Initial Publication Date: August 14, 2007

Faculty Profile: Lindy T. Elkins-Tanton

Geodynamicist and Planetary Scientist

Massachusetts Institute of Technology


Lindy Elkins-Tanton
This profile is part of a collection of profiles of faculty members in the geosciences. The collection focuses on faculty whose teaching and research connect to the future of science. This profile was created in 2007.

Jump down to Teaching * Research * Connections between teaching and research

Teaching

What are your teaching responsibilities?

A course of my choice in the fall and the introduction to physical geology course (for majors and nonmajors) in the spring.

How does your teaching relate to traditional geology?

Most of the physical geology course topics are entirely traditional: rock identification, field techniques, history of plate tectonic theory, etc.

How does it take geoscience in new directions? How does it take your department in new directions?

In the introductory course, whenever possible I make the projects and labs interdisciplinary and I include information and techniques from materials science, planetary science, space engineering, and from a wide variety of scientific journals. For example, one of the early topics in this course is rocks and minerals. In the corresponding lab, we go beyond standard identification to interpretation and prediction. Students grapple with questions like how are these rocks related to the bulk composition of the Earth and the process of chemical differentiation? Would you find rocks like these on other planets? What type of planets? (Which rocks would only form on tectonically active planets?)

Later in the course, as we tackle topics like surface processes, internal planetary dynamics, and plate tectonics, students conduct experiments with honey and ball bearings to discover the relationship between temperature and viscosity. This leads to generalizations that apply well beyond traditional areas of geology.

Finally, my fall course (or courses) will be related to one or more of my research projects, all of which are strongly interdisciplinary.

Research

What are your research interests and activities?

The underlying theme that connects all of my research is the question of how geodynamic processes influence petrologic heterogeneity. Most of my projects fall into one of two subcategories:
  1. The formation and early evolution of planets
  2. The geodynamics and petrology of continental magmatism

How does your research relate to traditional geology?

My research uses techniques from traditional geodynamical modeling and from traditional experimental petrology, and I do field work.

How does it take geoscience in new directions?

The work is exceptionally interdisciplinary, particularly the planetary formation work. I collaborate with astrophysicists and atmospheric scientists, and bridge semantic and substantive gaps among the fields that work on planetary formation.

My approach to the study of early planetary evolution is to generate numerical models of a planet just after accretion - using what we know from fluid dynamics, physics, geophysics, geology, and atmospheric science for the governing equations - and then to "watch" it solidify. This allows us to predict the crustal composition, strength of the early magnetic field, isotopic heterogeneity in the mantle, major element mineralogy, and so on. We then compare our models' predictions with data from remote sensing, from meteorites, and from Mars.

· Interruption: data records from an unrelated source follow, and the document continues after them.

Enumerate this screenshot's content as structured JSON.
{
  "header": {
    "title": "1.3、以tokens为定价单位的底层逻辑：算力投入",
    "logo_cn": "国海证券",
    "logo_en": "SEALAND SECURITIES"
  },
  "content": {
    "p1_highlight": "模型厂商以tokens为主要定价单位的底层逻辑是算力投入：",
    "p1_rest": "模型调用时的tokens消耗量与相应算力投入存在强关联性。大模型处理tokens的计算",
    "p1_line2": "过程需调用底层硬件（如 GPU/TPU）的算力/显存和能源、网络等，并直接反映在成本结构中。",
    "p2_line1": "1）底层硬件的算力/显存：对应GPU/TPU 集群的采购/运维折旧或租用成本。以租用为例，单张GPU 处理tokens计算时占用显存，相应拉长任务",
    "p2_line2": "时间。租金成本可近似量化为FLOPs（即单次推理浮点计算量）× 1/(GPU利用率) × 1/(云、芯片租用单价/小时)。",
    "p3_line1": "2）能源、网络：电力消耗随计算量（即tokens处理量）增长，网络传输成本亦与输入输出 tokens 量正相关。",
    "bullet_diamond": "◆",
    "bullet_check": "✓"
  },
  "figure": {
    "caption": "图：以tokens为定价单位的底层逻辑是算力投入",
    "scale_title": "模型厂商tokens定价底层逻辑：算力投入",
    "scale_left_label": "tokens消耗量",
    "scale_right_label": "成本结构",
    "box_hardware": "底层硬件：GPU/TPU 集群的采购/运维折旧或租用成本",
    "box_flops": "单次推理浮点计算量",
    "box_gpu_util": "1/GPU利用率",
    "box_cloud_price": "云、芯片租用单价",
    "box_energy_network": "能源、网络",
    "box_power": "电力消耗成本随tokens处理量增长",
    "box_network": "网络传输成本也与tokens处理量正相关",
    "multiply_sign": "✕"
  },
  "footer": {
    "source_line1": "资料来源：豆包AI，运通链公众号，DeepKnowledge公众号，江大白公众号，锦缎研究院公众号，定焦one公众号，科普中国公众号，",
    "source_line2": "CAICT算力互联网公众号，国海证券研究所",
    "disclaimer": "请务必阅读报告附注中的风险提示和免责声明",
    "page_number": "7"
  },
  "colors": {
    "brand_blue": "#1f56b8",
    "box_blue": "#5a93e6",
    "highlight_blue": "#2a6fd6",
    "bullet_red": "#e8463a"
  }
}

Another project I am interested in is studying the connection between the Siberian flood basalt and extinction. I am currently working on a proposal to the Continental Dynamics program at NSF to secure funding for this. The proposal involves 15 Principal Investigators, from 7 different countries, each with a different area of scientific expertise -- atmospheric science, petrology, geophysics, and so on. If we're funded, it will be a VERY exciting, very multidisciplinary collaborative enterprise.

How does it take your department in new directions?

Although I am very new in this department, I can already see that I am included in discussions within three of the four major subdisciplines of our department: Planetary, Geology and Geochemistry, and Geophysics. This appears to be creating bridges where they didn't exist before, and strengthening connections that did exist.

Connections Between Teaching & Research

At the moment it is definitely my research that influences my teaching: At every class meeting I try to make the students connect new information to information from other fields that we have already covered. I am constantly bringing in new results from my own and others' research, and showing the students parts of presentations from conferences that friends have let me borrow.